Monday, February 14, 2011

Silencing Critics of Islam and Multiculti via a (False) Charge of Judenhass

Is it "anti-Semitic" to observe that "all Jews share a certain gene like all Basques share a certain gene that distinguishes these from other people"? If you think it is, then you probably think scientific research confirming that assertion is also anti-Semitic. And if you don't like what Thilo Sarrazin, the German politician who made that supposedly inflammatory gene statement, has to say about Islam and immigration (among other things, he has said that "No other religion in Europe makes so many demands. No immigrant group other than Muslims is so strongly connected with claims on the welfare state and crime. No group emphasizes their differences so strongly in public, especially through women’s clothing. In no other religion is the transition to violence, dictatorship and terrorism so fluid."), one of the quickest and most effective ways of silencing his "blasphemy" is to accuse him of Jew-hate.

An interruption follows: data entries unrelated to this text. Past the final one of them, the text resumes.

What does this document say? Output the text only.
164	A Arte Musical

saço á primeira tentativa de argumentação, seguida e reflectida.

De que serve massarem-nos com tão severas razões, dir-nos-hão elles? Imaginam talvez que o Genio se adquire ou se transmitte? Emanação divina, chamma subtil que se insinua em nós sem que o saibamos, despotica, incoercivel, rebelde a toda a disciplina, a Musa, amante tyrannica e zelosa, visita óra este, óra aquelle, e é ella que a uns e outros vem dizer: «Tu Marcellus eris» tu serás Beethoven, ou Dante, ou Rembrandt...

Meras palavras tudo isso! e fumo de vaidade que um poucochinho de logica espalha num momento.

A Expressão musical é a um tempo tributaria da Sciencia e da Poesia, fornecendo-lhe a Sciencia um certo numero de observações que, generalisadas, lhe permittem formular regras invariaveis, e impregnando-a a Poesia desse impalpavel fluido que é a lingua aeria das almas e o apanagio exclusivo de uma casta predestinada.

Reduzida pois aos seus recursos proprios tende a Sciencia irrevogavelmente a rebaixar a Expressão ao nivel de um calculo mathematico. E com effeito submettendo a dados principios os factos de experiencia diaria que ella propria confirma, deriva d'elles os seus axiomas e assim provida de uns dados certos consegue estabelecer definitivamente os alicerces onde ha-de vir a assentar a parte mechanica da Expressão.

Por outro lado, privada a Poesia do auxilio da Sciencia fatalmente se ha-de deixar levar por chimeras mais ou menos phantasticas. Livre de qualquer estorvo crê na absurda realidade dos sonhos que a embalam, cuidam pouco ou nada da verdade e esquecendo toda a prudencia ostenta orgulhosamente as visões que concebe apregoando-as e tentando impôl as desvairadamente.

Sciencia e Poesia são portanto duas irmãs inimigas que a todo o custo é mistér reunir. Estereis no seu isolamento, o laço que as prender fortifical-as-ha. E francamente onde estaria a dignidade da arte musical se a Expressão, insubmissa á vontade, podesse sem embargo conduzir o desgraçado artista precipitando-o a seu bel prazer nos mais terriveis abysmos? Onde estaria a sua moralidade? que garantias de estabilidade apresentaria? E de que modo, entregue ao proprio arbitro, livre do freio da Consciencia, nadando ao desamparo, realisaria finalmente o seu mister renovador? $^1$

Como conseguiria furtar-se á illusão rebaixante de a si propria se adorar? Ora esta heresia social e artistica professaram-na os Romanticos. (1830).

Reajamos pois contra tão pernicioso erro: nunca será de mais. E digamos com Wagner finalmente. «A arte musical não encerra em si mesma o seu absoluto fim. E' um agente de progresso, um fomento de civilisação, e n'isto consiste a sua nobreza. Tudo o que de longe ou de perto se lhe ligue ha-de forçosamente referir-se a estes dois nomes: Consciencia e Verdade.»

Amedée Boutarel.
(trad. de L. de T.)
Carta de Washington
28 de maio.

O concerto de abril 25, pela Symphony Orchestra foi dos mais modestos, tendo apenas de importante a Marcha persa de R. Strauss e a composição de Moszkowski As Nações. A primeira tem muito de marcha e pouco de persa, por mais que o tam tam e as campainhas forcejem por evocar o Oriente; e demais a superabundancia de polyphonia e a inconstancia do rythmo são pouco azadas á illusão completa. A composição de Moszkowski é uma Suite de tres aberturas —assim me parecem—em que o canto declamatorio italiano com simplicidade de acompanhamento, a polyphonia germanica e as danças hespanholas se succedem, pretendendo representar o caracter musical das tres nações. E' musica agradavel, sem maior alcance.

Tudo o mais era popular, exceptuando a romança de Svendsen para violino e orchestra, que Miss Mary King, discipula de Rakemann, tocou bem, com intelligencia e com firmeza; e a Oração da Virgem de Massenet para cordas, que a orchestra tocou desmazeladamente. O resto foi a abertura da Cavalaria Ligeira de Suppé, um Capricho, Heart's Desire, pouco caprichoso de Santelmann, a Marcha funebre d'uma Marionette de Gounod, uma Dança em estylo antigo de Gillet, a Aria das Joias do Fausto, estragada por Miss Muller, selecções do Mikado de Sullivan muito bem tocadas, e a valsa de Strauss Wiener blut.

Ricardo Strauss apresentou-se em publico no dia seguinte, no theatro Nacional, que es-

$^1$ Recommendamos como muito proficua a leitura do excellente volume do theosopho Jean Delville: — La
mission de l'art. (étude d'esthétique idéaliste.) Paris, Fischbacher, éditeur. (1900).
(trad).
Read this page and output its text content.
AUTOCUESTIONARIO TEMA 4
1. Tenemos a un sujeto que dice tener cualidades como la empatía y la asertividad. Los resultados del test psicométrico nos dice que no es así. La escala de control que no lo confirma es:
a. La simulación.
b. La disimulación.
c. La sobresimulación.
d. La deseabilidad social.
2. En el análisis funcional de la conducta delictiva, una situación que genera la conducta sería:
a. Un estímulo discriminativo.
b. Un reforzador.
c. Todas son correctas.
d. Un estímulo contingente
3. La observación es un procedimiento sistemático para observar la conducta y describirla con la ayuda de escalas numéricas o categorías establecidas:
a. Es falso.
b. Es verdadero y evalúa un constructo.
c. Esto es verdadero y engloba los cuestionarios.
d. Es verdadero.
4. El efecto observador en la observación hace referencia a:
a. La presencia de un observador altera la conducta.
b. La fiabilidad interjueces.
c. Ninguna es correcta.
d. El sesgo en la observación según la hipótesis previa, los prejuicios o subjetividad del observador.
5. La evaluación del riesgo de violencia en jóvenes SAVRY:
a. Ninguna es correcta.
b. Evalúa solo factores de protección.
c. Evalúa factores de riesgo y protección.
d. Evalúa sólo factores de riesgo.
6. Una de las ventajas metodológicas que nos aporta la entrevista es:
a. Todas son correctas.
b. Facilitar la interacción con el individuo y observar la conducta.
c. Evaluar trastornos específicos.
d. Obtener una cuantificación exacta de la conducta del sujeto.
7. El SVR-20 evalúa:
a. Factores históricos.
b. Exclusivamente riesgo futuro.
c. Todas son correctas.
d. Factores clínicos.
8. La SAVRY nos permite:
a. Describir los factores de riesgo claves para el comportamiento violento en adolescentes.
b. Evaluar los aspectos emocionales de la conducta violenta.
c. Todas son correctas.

The gene remark aside, Sarrazin's other musings on Jewry don't seem like the thoughts of an out-and-out Jew-hater either. He has observed, for example, that the Nazis' Final Solution was "an enormous intellectual bloodletting" from which Germany has never recovered - whoa, move over, Ernst Zundel. And he has even been accused of "philo-Semitism" because "he wrongly thinks Jews are more intelligent than others." Clearly he hasn't met some of Toronto's Official Jews.